If you want to show multiple emails, phones, etc., then consider that each profile must have the same number of them or you'll have blanks.
I'd also factor out the type column. Create a table called contact_attribute_types which would hold "email", "website", etc. Then you'd store the contact_attribute_types.id integer value in the contact_attributes table.
You will need to generate a query like:
select #profile,
max(case when type='email' then value end) as email,
max(case when type='name' then value end) as name,
max(case when type='website' then value end) as website
from mytable
group by #profile
However, that will only show one value for each type per #profile. Your DBMS may have a function you can use instead of MAX to concatenate all the values as a comma-separated string, or you may be able to write one.
This kind of data model is generally best avoided for the reasons you have already mentioned!
You create a view for each contact type
When you want all the information you pull from the entire table, when you want a subset of a specific contact type, you pull from the view.
I'd create a stored procedure that takes the intent {all, phone, email, address} as one of the parameters and then derive the data. All my app code would call this stored procedure to get the data. Also, when a new type is added (which should be very infrequently, you create another view and modify only this sproc).
I've implemented a similar design for multiple small/med size systems and have had no issues.
Am I missing something? This seems trivial?
EDIT:
I see what I was missing... You are trying to be normalized and denormalized at the same time. I'm not sure what the rest of your business rules are for pulling records. You could have profiles with multiple or null values for phone/email/addresses etc. I would keep your data format the same and again use a sproc to create the specific view you want.
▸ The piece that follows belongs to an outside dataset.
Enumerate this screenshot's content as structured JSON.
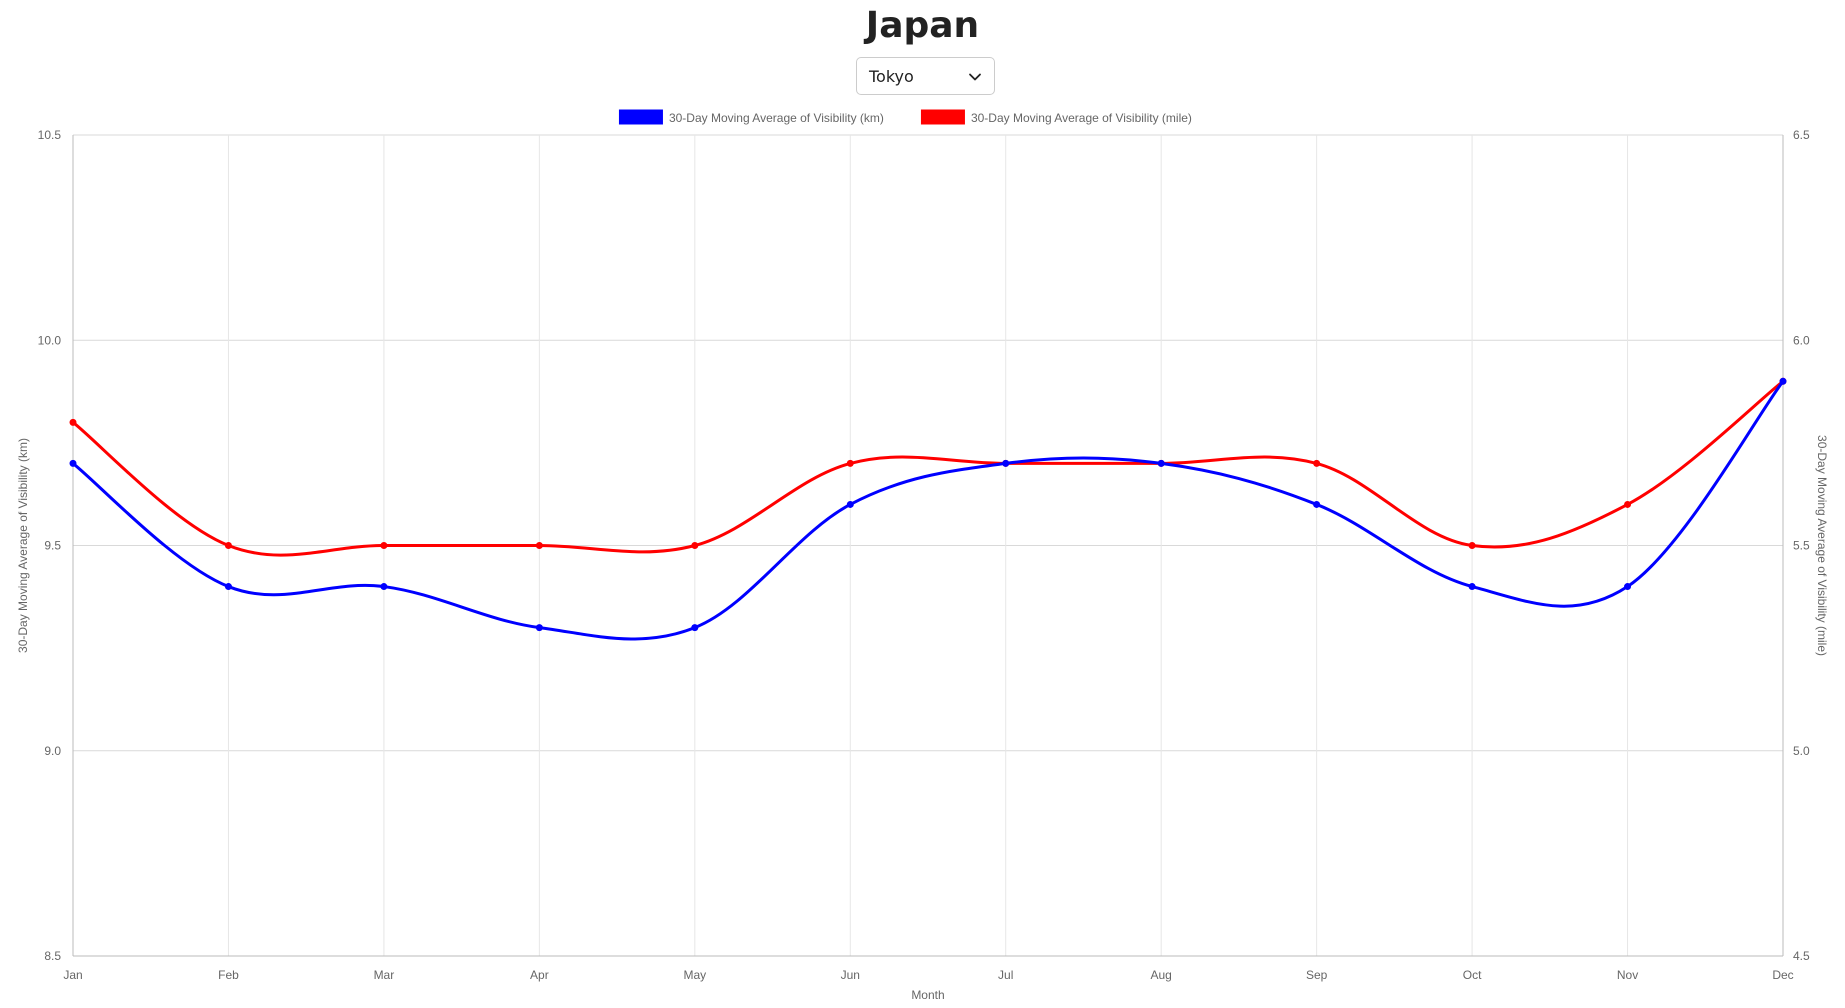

As your business needs change, you leave your data alone and just create another sproc to access it.
There is no one right answer for this question, as one would need to know, for your specific organization or application, how many of those contact methods the business wants to collect, how current they want the information to be, and how much flexibility they are willing to invest in.
Of course, many of here could make some good guesses as to what the average business would want to do, but the real answer is to find out what your project, what your users, are interested in.
BTW, all architecture questions about "best"-ness require this sort of cost, benefit, and risk analysis.
Now that the approach of document-oriented databases is getting more and more popular, one could use one of them to store all this information in one entry - and therefor deleting all those extra joins and queries.